Alaska Airlines announced on Tuesday its plans to launch new international routes to Tokyo and Seoul next year as part of its strategy to expand global flight services over the coming years.
As the airline shared the details of these new routes, it also revised its financial forecast for the fourth quarter, predicting a significant increase in profitability. This move is part of a larger initiative to enhance their earnings by $1 billion over a three-year period. The merger with Hawaiian Airlines is expected to foster greater operational efficiencies that could result in savings of at least $500 million by 2027.
In addition to these developments, Alaska Airlines intends to introduce a premium co-branded credit card, a strategy that has proven successful for other airlines in increasing revenue.

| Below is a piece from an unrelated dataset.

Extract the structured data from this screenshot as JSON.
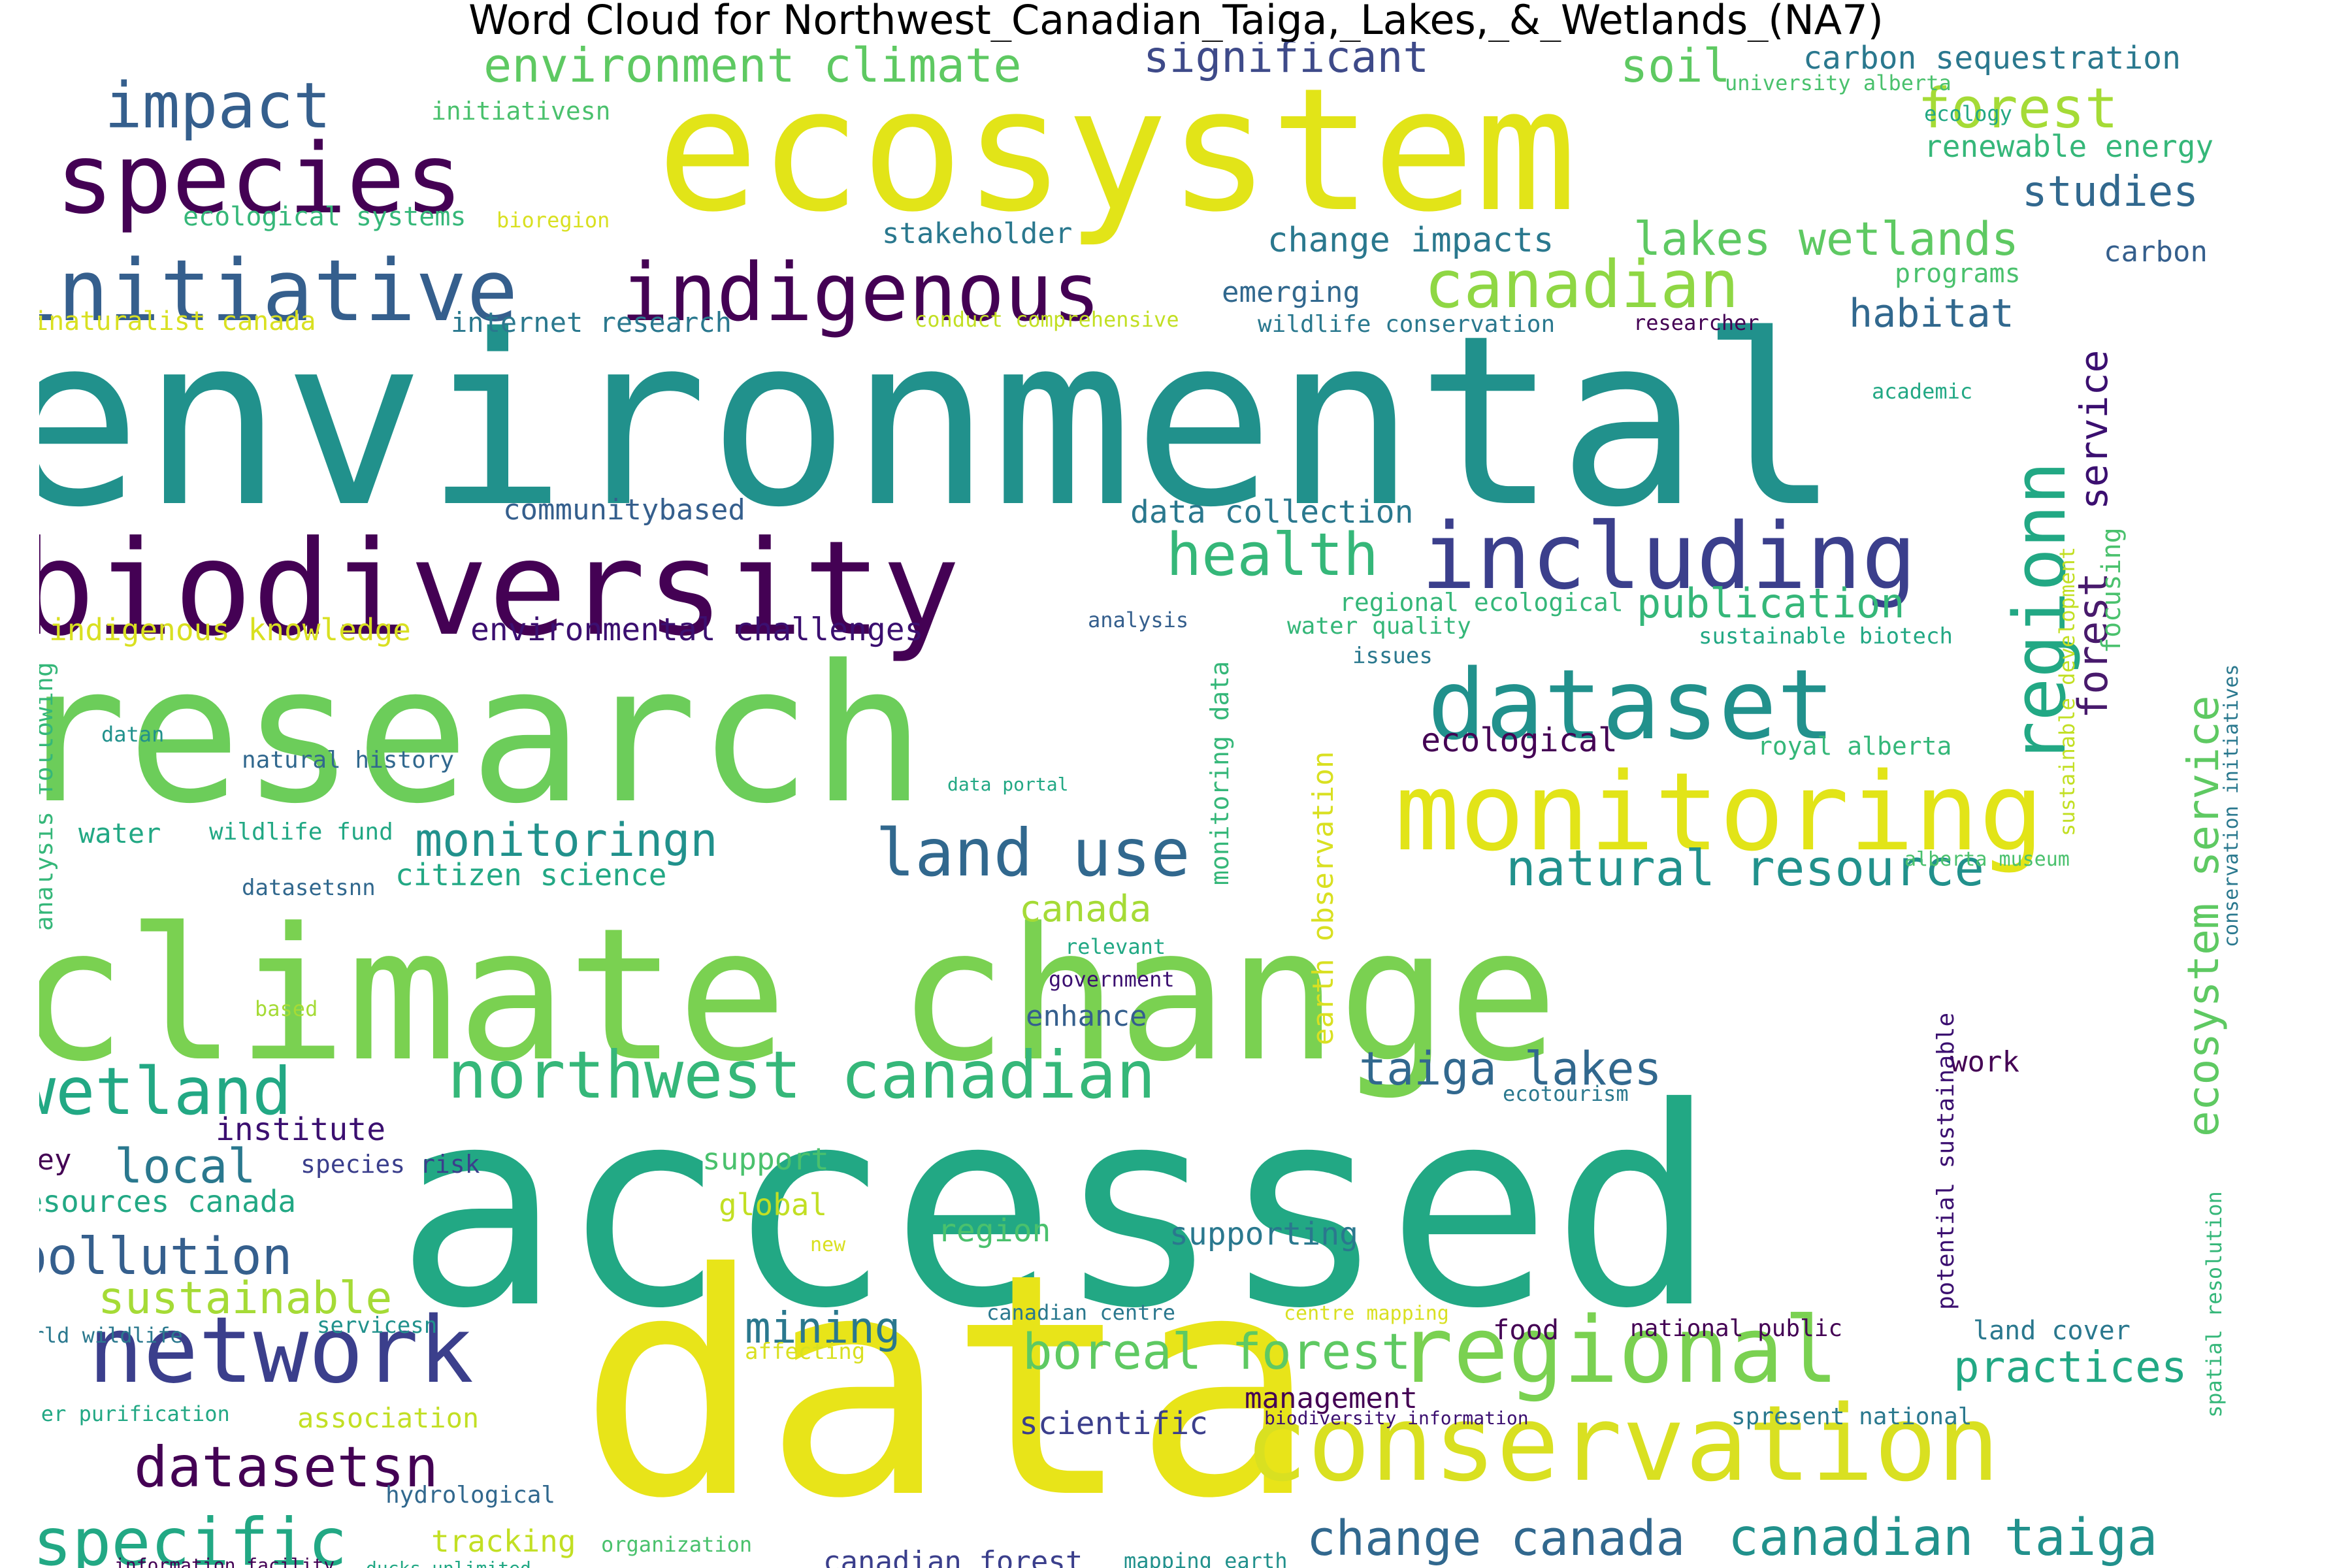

Moreover, the airline has committed to a significant $1 billion stock buyback program, which is designed to enhance the value of existing shares for its investors. Shares of Alaska Air Group, based in Seattle, surged by 14% during midday trading following the announcement.
Starting in May, Alaska Airlines will commence flights from Seattle to Tokyo’s Narita International Airport, followed by the introduction of the Seattle-Seoul route in October.
By 2030, the airline aims to operate flights from Seattle to a minimum of twelve international destinations, utilizing larger jets obtained from Hawaiian Airlines in a recent acquisition deal valued at $1 billion plus the assumption of its existing debts.
Alaska Airlines has also raised its earnings expectations for the fourth quarter to between 40 and 50 cents per share, a notable increase from its previous estimate of 20 to 40 cents per share. This revision is attributed to better-than-anticipated booking figures for November and December. Similar positive forecasts were issued last week by both Southwest Airlines and American Airlines, reflecting a strong demand for leisure travel.